Let's assume four data frames, each with 3 vectors, e.g.

setA <- data.frame(
  a1 = c(6,5,2,4,5,3,4,4,5,3),
  a2 = c(4,3,1,4,5,1,1,6,3,2),
  a3 = c(5,4,5,6,4,6,5,5,3,3)
)

setB <- data.frame(
  b1 = c(5,3,4,3,3,6,4,4,3,5),
  b2 = c(4,3,1,3,5,2,5,2,5,6),
  b3 = c(6,5,4,3,2,6,4,3,4,6)
)

setC <- data.frame(
  c1 = c(4,4,5,5,6,4,2,2,4,6),
  c2 = c(3,3,4,4,2,1,2,3,5,4),
  c3 = c(4,5,4,3,5,5,3,5,5,6)
)

setD <- data.frame(
  d1 = c(5,5,4,4,3,5,3,5,5,4),
  d2 = c(4,4,3,3,4,3,4,3,4,5),
  d3 = c(6,5,5,3,3,4,2,5,5,4)
)

I'm trying to find n number of vectors in each data frame, that have the highest correlation among each other. For this simple example, let's say want to find the n = 1 vectors in each of the k = 4 data frames, that show the overall strongest, positive correlation cor().

I'm not interested in the correlation of vectors within a data frame, but the correlation between data frames, since i wish to pick 1 variable from each set.

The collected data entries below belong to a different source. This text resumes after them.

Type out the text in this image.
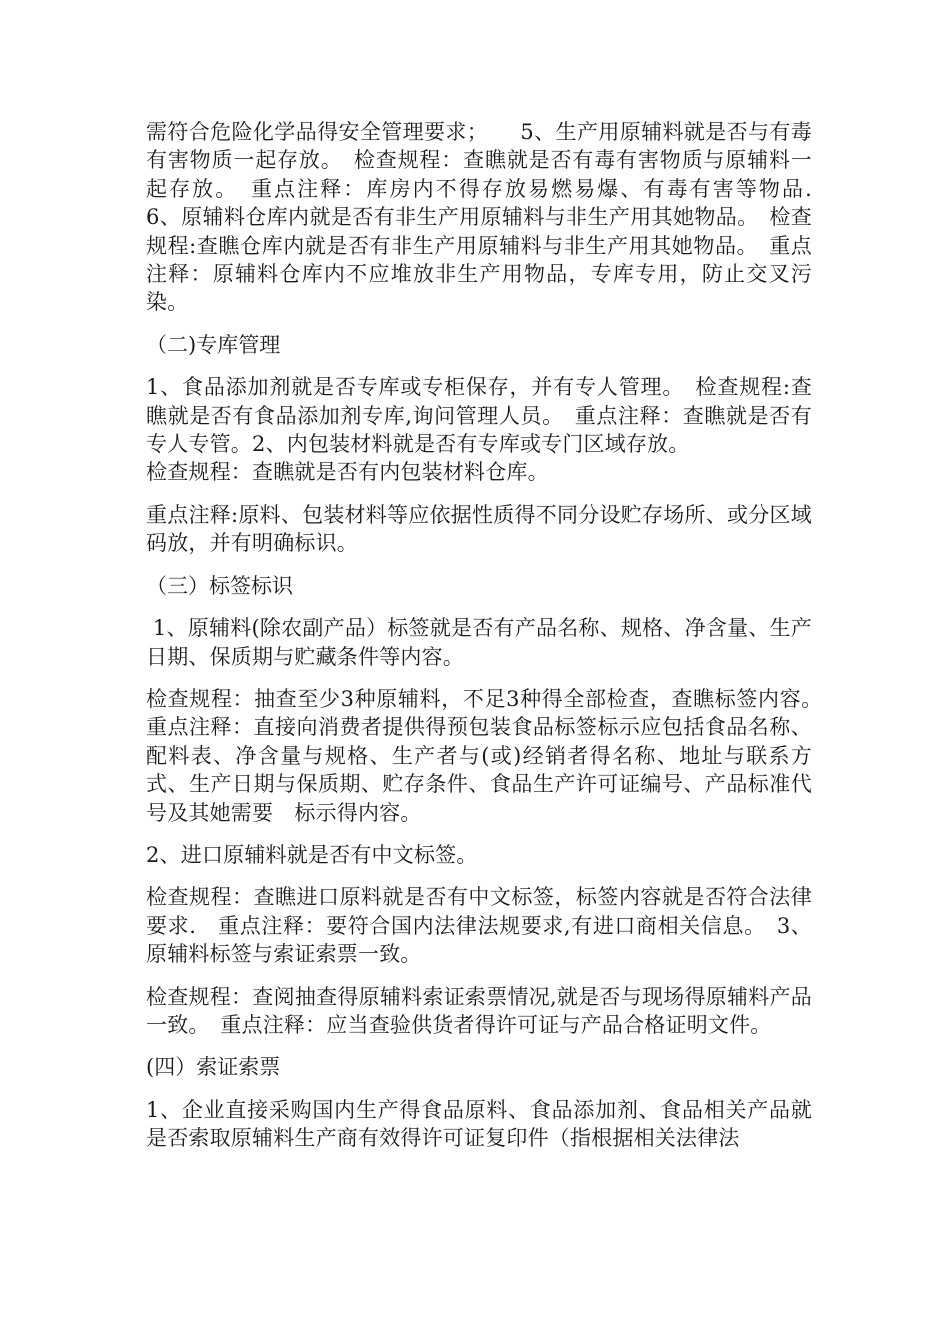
需符合危险化学品得安全管理要求；　　5、生产用原辅料就是否与有毒有害物质一起存放。　检查规程：查瞧就是否有毒有害物质与原辅料一起存放。　重点注释：库房内不得存放易燃易爆、有毒有害等物品.　6、原辅料仓库内就是否有非生产用原辅料与非生产用其她物品。　检查规程:查瞧仓库内就是否有非生产用原辅料与非生产用其她物品。　重点注释：原辅料仓库内不应堆放非生产用物品，专库专用，防止交叉污染。

（二)专库管理

1、食品添加剂就是否专库或专柜保存，并有专人管理。　检查规程:查瞧就是否有食品添加剂专库,询问管理人员。　重点注释：查瞧就是否有专人专管。2、内包装材料就是否有专库或专门区域存放。
检查规程：查瞧就是否有内包装材料仓库。

重点注释:原料、包装材料等应依据性质得不同分设贮存场所、或分区域码放，并有明确标识。

（三）标签标识

1、原辅料(除农副产品）标签就是否有产品名称、规格、净含量、生产日期、保质期与贮藏条件等内容。

检查规程：抽查至少3种原辅料，不足3种得全部检查，查瞧标签内容。　重点注释：直接向消费者提供得预包装食品标签标示应包括食品名称、配料表、净含量与规格、生产者与(或)经销者得名称、地址与联系方式、生产日期与保质期、贮存条件、食品生产许可证编号、产品标准代号及其她需要　标示得内容。

2、进口原辅料就是否有中文标签。

检查规程：查瞧进口原料就是否有中文标签，标签内容就是否符合法律要求.　重点注释：要符合国内法律法规要求,有进口商相关信息。　3、原辅料标签与索证索票一致。

检查规程：查阅抽查得原辅料索证索票情况,就是否与现场得原辅料产品一致。　重点注释：应当查验供货者得许可证与产品合格证明文件。

(四）索证索票

1、企业直接采购国内生产得食品原料、食品添加剂、食品相关产品就是否索取原辅料生产商有效得许可证复印件（指根据相关法律法
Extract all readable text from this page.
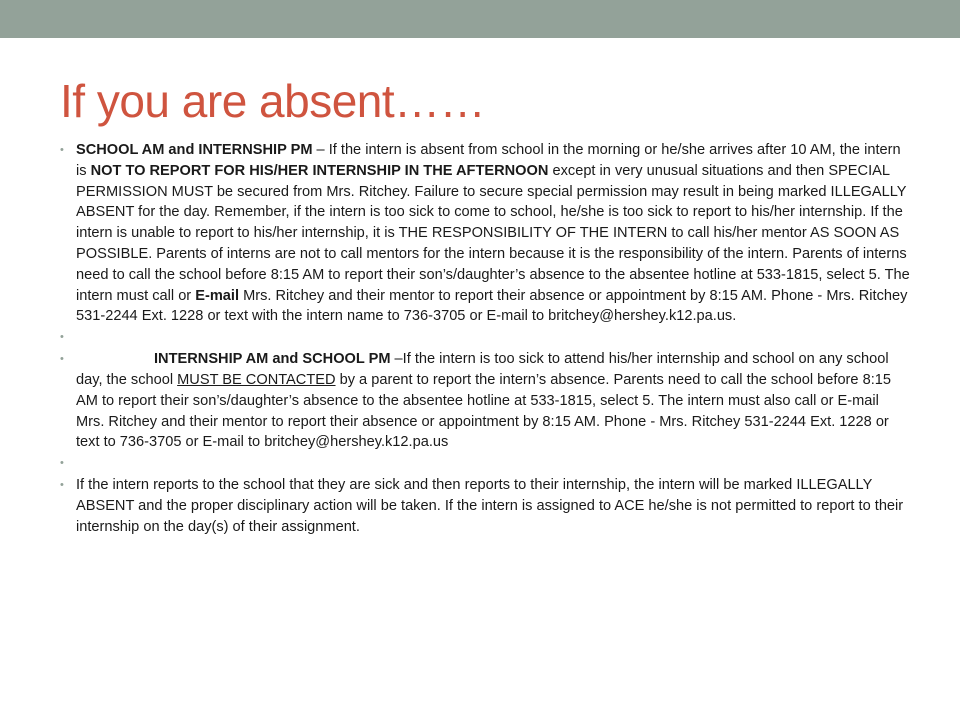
If you are absent……
• SCHOOL AM and INTERNSHIP PM – If the intern is absent from school in the morning or he/she arrives after 10 AM, the intern is NOT TO REPORT FOR HIS/HER INTERNSHIP IN THE AFTERNOON except in very unusual situations and then SPECIAL PERMISSION MUST be secured from Mrs. Ritchey. Failure to secure special permission may result in being marked ILLEGALLY ABSENT for the day. Remember, if the intern is too sick to come to school, he/she is too sick to report to his/her internship. If the intern is unable to report to his/her internship, it is THE RESPONSIBILITY OF THE INTERN to call his/her mentor AS SOON AS POSSIBLE. Parents of interns are not to call mentors for the intern because it is the responsibility of the intern. Parents of interns need to call the school before 8:15 AM to report their son’s/daughter’s absence to the absentee hotline at 533-1815, select 5. The intern must call or E-mail Mrs. Ritchey and their mentor to report their absence or appointment by 8:15 AM. Phone - Mrs. Ritchey 531-2244 Ext. 1228 or text with the intern name to 736-3705 or E-mail to britchey@hershey.k12.pa.us.
•
• INTERNSHIP AM and SCHOOL PM –If the intern is too sick to attend his/her internship and school on any school day, the school MUST BE CONTACTED by a parent to report the intern’s absence. Parents need to call the school before 8:15 AM to report their son’s/daughter’s absence to the absentee hotline at 533-1815, select 5. The intern must also call or E-mail Mrs. Ritchey and their mentor to report their absence or appointment by 8:15 AM. Phone - Mrs. Ritchey 531-2244 Ext. 1228 or text to 736-3705 or E-mail to britchey@hershey.k12.pa.us
•
• If the intern reports to the school that they are sick and then reports to their internship, the intern will be marked ILLEGALLY ABSENT and the proper disciplinary action will be taken. If the intern is assigned to ACE he/she is not permitted to report to their internship on the day(s) of their assignment.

Intuitively, I would sum all the correlation coefficients for each combination, i.e.:

sum(cor(cbind(setA$a1, setB$b1, setC$c1, setC$d1)))
sum(cor(cbind(setA$a1, setB$b2, setC$c1, setC$d1)))
sum(cor(cbind(setA$a1, setB$b1, setC$c2, setC$d1)))
... # and so on...

...but this seems like brute-forcing a solution that might be solvable more elegantly, with some kind of clustering-technique?

Anyhow, I was hoping to find a dynamic solution like function(n = 1, ...) where (... for data frames) which would return a list of the highest correlating vector names.


Solution

  • Base on your example I would not go with a really complicated algorithm unless your actual data is huge. This is a simple approach I think gets what you want. So base on your 4 data frames a creates the list_df and then in the function I just generate all the possible combinations of variables an calculate their correlation. At the end I select the n combinations with highest correlation.

    list_df = list(setA,setB,setC,setD)
    
    CombMaxCor = function(n = 1,list_df){
    
      column_names = lapply(list_df,colnames)
      mat_comb     = expand.grid(column_names)
      mat_total    = do.call(cbind,list_df)
      vec_cor      = rep(NA,nrow(mat_comb))
    
      for(i in 1:nrow(mat_comb)){
        vec_cor[i] = sum(cor(mat_total[,as.character(unlist(mat_comb[i,]))]))
      }
      pos_max_temp = rev(sort(vec_cor))[1:n]
      pos_max      = vec_cor%in%pos_max_temp
      comb_max_cor = mat_comb[pos_max,]
      return(comb_max_cor)
    }